The increasing prevalence of processed foods has significantly elevated dietary phosphorus intake globally, posing a risk to skeletal health. Elevated serum phosphate promotes parathyroid hormone (PTH) release, leading to bone resorption and decreased bone formation. : This study investigated the influence of chronically elevated phosphorus intake on bone structure in rats with normal renal function, focusing on the Receptor Activator of Nuclear factor Kappa-B (RANK)/RANK ligand (RANKL)/osteoprotegerin (OPG) pathway and its related components, leucine rich repeat containing G protein-coupled receptor 4 (LGR4), and R-spondins (RSPOs). Rats were fed a high-phosphorus diet, followed by assessment of the bone microstructure and of the expression of key signalling molecules. Elevated phosphorus intake induced significant bone deterioration, particularly in the trabecular bone compartment, associated with alterations in the RANK/RANKL/OPG pathway and in the LGR4 and RSPO1 and RSPO4 signalling components in bone.
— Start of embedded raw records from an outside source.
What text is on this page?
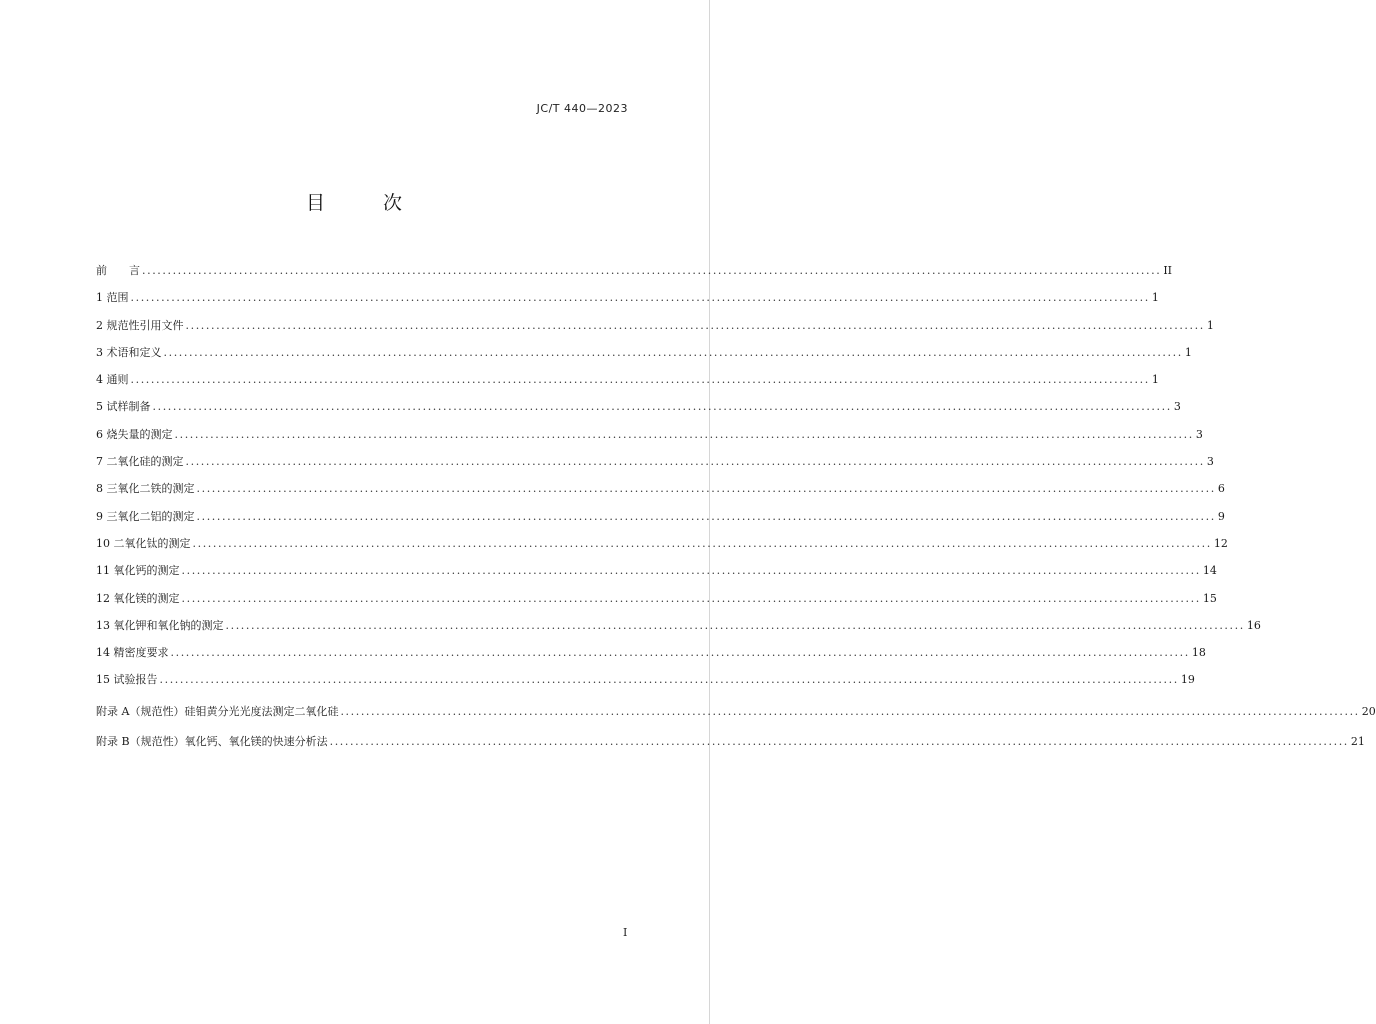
JC/T 440—2023
目 次
前　　言 ........................................................................................................................................................................................................ II
1 范围 ........................................................................................................................................................................................................ 1
2 规范性引用文件 ........................................................................................................................................................................................................ 1
3 术语和定义 ........................................................................................................................................................................................................ 1
4 通则 ........................................................................................................................................................................................................ 1
5 试样制备 ........................................................................................................................................................................................................ 3
6 烧失量的测定 ........................................................................................................................................................................................................ 3
7 二氧化硅的测定 ........................................................................................................................................................................................................ 3
8 三氧化二铁的测定 ........................................................................................................................................................................................................ 6
9 三氧化二铝的测定 ........................................................................................................................................................................................................ 9
10 二氧化钛的测定 ........................................................................................................................................................................................................ 12
11 氧化钙的测定 ........................................................................................................................................................................................................ 14
12 氧化镁的测定 ........................................................................................................................................................................................................ 15
13 氧化钾和氧化钠的测定 ........................................................................................................................................................................................................ 16
14 精密度要求 ........................................................................................................................................................................................................ 18
15 试验报告 ........................................................................................................................................................................................................ 19
附录 A（规范性）硅钼黄分光光度法测定二氧化硅 ........................................................................................................................................................................................................ 20
附录 B（规范性）氧化钙、氧化镁的快速分析法 ........................................................................................................................................................................................................ 21
I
Moreover, we also observed changes in RANKL, RSPO1 and RSPO4 serum levels in the rats that had received a high-phosphorus diet. These findings highlight the detrimental impact of excessive dietary phosphorus on skeletal health, even without renal impairment, and suggest that components of this pathway, particularly RSPO1 and RSPO4, could serve as potential biomarkers of bone deterioration. The widespread consumption of phosphorus-rich processed foods underscores the importance of nutritional education to mitigate these skeletal risks in industrialized populations.